I could almost remember summer. I could almost remember the colour of a sky that's not a dirty bruised green with unshed snow.

School has been slow and mellow. My third years have fled the corridors for the libraries and the inner sanctums of their clever minds, and so school seems quiet, as does my schedule. I can't complain - I have time to write, time to read, time to study Japanese. In the last two weeks I've read five new books, which is impressive even by my Superman standards (if you're interested, Lolita was fabulous and moving, Hearts in Atlantis wasn't nearly as scary as I've come to expect from old Mr King; Howl's Moving Castle reminded me why I don't particularly care for Diana Wynne Jones' writing; The Seventh Trumpet reminded me why I reeaally should have paid more attention in hisotry and should possibly think twice before visiting Russia and Essential Hemmingway made me lay my head down, exhausted).

I also had time to do this:

The whole Nail Art phenomenon had more or less passed me by, until one most excellent friend (you know who you are, AG) requested some of Japan's tackiest for her upcoming birthday, and I was forced into the stores to do some serious research because, you know, I love her and stuff. Of course, as the above illustrates, I don't love her enough to prevent me from putting her birthday present on my ten digits. Soz. Seriously though, shopping for this stuff was mind-boggling. I know that Japan loves its glitz and its glam and its plushy, pushy, kitten-covered, cracked-out, glittery gawdy nonsensical fabulousness but I wasn't prepared for the two full aisles of nail adornments that awaited me. This is naive, I realise, given that I'm living in a country that has spawned people like this girl:

I feel like she should come with a R18 sticker on her forehead. She's the ultimate in fantasy, the doll made real, Polly Pocket gone gothic. Her nails, though, are tame compared to those I found awaiting purchase (AG, you are safe, these are not those that are winging their way to you):

Can you imagine having those on your fingers?
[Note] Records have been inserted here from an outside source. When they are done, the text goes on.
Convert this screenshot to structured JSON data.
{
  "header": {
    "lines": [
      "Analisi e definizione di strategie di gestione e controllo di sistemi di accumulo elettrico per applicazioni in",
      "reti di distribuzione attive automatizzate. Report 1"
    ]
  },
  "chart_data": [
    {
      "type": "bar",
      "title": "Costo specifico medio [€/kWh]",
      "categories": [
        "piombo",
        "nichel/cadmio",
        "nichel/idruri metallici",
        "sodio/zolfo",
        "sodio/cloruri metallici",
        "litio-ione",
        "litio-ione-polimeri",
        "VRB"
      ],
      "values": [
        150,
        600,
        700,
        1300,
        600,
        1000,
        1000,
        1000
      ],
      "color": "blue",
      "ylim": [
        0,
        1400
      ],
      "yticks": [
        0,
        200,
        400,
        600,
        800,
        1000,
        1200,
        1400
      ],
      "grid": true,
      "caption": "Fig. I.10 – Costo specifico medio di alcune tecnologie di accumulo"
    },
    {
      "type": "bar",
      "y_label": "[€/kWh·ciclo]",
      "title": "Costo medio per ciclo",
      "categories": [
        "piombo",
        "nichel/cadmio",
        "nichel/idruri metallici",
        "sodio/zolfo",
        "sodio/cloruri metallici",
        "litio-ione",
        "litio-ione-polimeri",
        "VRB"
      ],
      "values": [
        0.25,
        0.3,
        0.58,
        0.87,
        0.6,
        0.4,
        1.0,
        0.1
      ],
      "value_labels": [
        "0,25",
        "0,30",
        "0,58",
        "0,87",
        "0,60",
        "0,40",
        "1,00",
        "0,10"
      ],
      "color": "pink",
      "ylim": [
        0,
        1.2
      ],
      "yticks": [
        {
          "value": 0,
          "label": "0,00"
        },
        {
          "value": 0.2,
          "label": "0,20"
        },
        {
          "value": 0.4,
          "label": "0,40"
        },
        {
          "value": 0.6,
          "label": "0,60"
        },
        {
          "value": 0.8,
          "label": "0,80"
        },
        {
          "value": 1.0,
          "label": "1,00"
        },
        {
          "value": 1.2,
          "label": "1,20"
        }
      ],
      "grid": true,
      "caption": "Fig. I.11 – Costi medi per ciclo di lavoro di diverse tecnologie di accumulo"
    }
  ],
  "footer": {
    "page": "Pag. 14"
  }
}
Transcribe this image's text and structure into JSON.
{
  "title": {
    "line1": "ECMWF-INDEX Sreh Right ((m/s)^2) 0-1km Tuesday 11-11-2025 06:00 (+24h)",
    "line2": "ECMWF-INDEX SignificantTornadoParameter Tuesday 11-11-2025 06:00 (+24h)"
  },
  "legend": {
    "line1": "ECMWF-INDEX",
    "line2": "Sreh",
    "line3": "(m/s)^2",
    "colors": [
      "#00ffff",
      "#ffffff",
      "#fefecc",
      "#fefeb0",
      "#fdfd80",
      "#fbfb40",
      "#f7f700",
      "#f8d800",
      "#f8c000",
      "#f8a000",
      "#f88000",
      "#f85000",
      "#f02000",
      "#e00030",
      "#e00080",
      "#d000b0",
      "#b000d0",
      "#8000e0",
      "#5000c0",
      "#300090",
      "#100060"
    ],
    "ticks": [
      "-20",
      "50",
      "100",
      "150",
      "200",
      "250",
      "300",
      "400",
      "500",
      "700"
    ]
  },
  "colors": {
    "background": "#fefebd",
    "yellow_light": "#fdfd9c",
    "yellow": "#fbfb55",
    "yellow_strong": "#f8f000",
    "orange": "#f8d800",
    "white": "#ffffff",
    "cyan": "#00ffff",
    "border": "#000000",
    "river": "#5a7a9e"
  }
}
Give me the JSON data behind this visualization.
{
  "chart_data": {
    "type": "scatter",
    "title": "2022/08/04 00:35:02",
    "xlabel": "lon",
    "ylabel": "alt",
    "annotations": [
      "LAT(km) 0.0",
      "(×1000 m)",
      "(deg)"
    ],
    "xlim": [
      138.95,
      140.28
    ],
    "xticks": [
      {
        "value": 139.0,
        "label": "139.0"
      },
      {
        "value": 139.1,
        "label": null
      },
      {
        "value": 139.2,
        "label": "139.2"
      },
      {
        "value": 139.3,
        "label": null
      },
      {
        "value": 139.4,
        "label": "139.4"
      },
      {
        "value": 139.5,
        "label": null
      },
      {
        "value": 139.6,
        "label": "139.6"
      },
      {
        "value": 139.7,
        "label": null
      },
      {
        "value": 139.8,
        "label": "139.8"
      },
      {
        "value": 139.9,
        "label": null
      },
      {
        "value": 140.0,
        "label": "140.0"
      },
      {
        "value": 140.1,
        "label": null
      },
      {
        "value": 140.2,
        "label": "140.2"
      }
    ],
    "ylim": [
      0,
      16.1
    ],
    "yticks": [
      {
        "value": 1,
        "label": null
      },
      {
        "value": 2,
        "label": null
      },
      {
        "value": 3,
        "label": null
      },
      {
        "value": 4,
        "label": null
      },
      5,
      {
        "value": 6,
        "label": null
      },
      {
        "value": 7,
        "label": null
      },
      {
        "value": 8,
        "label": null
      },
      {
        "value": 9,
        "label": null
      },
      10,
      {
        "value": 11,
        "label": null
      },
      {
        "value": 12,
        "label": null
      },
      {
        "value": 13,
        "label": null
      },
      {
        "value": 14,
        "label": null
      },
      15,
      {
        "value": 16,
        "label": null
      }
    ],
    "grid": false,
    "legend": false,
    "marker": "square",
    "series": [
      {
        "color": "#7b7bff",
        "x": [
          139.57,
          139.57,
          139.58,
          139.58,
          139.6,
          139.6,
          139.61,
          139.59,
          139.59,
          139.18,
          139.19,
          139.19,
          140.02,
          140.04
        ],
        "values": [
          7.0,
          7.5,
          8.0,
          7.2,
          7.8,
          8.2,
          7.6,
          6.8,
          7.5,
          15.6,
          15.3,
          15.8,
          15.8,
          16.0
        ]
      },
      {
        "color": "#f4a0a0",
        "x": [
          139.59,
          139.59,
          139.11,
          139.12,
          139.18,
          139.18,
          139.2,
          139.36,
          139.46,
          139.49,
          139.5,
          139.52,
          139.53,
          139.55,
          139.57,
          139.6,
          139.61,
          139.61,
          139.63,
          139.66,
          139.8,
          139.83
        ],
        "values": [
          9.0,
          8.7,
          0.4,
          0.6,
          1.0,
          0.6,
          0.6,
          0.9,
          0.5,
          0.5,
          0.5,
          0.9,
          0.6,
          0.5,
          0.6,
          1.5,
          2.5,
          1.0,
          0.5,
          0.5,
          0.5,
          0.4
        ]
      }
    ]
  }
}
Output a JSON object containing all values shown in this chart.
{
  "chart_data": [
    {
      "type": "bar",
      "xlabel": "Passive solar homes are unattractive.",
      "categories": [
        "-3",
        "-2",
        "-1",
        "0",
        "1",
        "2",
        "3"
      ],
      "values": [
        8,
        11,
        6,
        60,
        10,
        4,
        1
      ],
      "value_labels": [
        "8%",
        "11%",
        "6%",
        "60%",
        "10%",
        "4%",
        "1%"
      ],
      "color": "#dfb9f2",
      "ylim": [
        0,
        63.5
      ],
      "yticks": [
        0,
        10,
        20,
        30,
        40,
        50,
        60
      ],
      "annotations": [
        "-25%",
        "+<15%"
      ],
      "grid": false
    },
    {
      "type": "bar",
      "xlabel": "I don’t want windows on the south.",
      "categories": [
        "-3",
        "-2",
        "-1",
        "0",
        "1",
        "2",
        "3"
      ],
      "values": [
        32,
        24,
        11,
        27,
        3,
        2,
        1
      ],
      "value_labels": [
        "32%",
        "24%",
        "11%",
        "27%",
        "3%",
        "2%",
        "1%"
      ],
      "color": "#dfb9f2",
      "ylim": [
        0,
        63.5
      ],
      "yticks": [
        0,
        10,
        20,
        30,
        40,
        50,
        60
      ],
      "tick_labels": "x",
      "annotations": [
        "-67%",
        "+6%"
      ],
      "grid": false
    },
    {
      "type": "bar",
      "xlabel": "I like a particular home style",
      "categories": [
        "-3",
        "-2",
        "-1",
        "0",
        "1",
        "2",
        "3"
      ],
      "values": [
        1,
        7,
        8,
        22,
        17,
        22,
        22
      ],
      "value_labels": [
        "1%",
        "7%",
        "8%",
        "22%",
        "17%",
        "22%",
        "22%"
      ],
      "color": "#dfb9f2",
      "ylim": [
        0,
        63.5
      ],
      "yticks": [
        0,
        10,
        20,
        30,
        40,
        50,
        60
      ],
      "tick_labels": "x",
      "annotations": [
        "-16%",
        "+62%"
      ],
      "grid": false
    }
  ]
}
I feel like I'd be unable to do anything; like I'd go to do something wonderful like pen a novel or save a child and be so totally mesmerized by my own digits that I'd just stand still and perform spirit fingers endlessly.

In other news, the weather has been doing this:

I've turned so pale I'm almost irridescent:

When I Skype my bronzed, beautiful sisters, I turn the contrast settings up as high as they go, so I can ignore the fact that they look like Malibu Barbies and I look like Bella gone bad (bitofa Twilight reference in there for y'all, I'm hard and fast with the literature today).

I'm continuing to labour on with Japanese classes (if anyone's keeping track, I now know approximately 5 words). This week was some sort of Japanese special affair, the observance of which involved making sushi, and facing in a particular direction to eat it. This was considerably more entertaining than conjugating verbs, and I'm resting safe in the knowledge that if my future career as a *insert something meaningful and important here* fails, I can turn to sushi making:

You make me feel like I'm living a... White Dream? Is that racist? Should I have put them in my mouth? Oh well.

I'm running out of pictures now, and with a dearth of pixels so too dries up my commentary.

To end of a loving note, Valentine's Day approaches. This is a big deal in Japan and the supermarkets are full with all the necessaries for making homemade delicacies to present to your loved ones. The done thing in Japan is home-made chocolate, heart-shaped, decorated with sprinkles, elegantly wrapped and absolutely beautiful. However, the supermarkets also recognise that there are those among us for whom that particular task is as beyond reach as Pluto, and they have furnished an alternative, one which I gladly took.